TL;DR: Attestations are probably a useful feature, but bugs like this just make things annoying for everyone. Especially since fixing those require cleaning up and force-pushing the tag, and likely even enabling skipping of existing releases for the test pypi publish job since that one succeeded of course...

[woodruffw]

This project doesn't control twine's release schedule.

TL;DR: Attestations are probably a useful feature, but bugs like this just make things annoying for everyone.

I understand your frustration, and I'm sorry that this bug bit you.
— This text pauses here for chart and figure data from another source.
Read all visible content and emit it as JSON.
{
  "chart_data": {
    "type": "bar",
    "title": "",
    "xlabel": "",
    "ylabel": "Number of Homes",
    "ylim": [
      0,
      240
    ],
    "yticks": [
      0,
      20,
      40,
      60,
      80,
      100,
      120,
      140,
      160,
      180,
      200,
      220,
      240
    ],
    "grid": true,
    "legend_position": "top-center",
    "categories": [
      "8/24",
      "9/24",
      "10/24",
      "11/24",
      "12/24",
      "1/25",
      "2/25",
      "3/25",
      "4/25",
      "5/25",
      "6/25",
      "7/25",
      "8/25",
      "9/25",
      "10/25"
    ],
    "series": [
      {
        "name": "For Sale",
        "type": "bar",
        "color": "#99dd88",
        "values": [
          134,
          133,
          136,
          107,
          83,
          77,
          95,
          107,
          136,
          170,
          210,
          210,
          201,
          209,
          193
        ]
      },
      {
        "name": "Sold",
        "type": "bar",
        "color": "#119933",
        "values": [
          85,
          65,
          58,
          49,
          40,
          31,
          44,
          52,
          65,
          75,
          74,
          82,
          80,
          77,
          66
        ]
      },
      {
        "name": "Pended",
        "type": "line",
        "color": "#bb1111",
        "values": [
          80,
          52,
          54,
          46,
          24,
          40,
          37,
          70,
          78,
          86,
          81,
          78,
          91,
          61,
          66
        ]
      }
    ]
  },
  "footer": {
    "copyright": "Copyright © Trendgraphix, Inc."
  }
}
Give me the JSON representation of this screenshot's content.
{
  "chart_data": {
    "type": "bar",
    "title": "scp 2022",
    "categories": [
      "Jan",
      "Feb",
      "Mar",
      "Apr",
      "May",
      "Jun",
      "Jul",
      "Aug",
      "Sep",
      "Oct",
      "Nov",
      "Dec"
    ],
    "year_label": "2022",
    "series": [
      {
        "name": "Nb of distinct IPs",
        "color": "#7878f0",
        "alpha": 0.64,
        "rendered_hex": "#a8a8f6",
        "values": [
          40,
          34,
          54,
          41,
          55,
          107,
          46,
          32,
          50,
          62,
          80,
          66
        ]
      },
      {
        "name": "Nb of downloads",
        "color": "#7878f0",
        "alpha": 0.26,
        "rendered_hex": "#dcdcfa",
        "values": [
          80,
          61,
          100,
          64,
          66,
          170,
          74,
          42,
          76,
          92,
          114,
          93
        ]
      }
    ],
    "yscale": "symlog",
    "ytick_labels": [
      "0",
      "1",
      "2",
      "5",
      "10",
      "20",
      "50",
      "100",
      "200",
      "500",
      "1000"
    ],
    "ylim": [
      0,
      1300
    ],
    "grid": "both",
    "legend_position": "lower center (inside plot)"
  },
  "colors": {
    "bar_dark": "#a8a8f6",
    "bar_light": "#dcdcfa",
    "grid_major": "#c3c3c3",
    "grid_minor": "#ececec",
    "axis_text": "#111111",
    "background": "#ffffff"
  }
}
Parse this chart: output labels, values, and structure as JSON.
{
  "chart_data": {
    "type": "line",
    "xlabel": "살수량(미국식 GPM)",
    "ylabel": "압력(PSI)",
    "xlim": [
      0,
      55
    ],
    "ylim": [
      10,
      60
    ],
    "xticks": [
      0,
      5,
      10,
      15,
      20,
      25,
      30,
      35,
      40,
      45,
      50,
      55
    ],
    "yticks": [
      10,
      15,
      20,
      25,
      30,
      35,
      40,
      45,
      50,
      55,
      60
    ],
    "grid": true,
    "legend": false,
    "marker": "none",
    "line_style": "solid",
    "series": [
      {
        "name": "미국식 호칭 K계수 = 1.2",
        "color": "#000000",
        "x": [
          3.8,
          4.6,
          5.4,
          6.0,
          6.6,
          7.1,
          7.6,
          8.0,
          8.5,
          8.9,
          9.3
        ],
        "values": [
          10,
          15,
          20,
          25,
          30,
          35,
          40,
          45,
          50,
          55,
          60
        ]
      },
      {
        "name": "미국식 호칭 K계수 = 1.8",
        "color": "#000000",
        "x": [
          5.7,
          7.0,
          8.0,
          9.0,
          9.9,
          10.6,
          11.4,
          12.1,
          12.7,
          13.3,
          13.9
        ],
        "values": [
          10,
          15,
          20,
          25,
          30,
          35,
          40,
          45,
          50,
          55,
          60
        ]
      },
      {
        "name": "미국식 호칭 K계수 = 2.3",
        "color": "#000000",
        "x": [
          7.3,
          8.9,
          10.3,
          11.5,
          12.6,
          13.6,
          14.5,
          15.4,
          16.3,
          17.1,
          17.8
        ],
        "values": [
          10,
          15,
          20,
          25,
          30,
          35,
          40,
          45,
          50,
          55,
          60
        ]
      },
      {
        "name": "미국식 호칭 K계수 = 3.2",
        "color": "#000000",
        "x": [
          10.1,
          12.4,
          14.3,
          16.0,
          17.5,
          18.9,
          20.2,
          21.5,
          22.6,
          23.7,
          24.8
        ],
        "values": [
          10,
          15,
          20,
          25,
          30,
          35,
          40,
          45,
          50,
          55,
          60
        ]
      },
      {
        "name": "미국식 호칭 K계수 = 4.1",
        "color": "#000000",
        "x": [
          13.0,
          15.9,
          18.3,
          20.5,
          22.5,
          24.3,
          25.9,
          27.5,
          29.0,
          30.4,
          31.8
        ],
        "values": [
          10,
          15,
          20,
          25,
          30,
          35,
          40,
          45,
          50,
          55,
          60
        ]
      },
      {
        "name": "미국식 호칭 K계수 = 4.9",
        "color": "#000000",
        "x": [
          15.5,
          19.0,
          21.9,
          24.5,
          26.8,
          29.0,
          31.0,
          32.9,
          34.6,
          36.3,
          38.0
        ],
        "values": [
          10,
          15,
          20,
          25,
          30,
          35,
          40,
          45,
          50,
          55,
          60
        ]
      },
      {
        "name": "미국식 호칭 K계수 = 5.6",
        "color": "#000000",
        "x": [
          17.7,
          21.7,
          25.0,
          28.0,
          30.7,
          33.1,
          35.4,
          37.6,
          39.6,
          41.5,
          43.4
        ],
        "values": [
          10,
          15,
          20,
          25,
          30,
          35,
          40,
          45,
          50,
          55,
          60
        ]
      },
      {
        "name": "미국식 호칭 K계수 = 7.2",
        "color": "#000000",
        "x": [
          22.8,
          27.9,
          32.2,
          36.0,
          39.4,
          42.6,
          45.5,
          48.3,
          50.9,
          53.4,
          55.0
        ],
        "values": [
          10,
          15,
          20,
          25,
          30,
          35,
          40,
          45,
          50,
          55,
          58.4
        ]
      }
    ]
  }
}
At the same time, I don't think it's true that this makes things "annoying for everything": public upload statistics indicate that >99% of workflows were upgraded seamlessly.

Of the workflows that are experiencing problems, the majority are of a shape that was already known to be problematic (reusable workflows), and a minority are of a new shape (stacking publish steps on top of each other). It's worth noting that the top-level issue here is for the majority case, not the case you're experiencing.

We're going to improve the failure mode here as well (I'm going to be working on it in the coming days), but I don't think there's much value in overstating the case.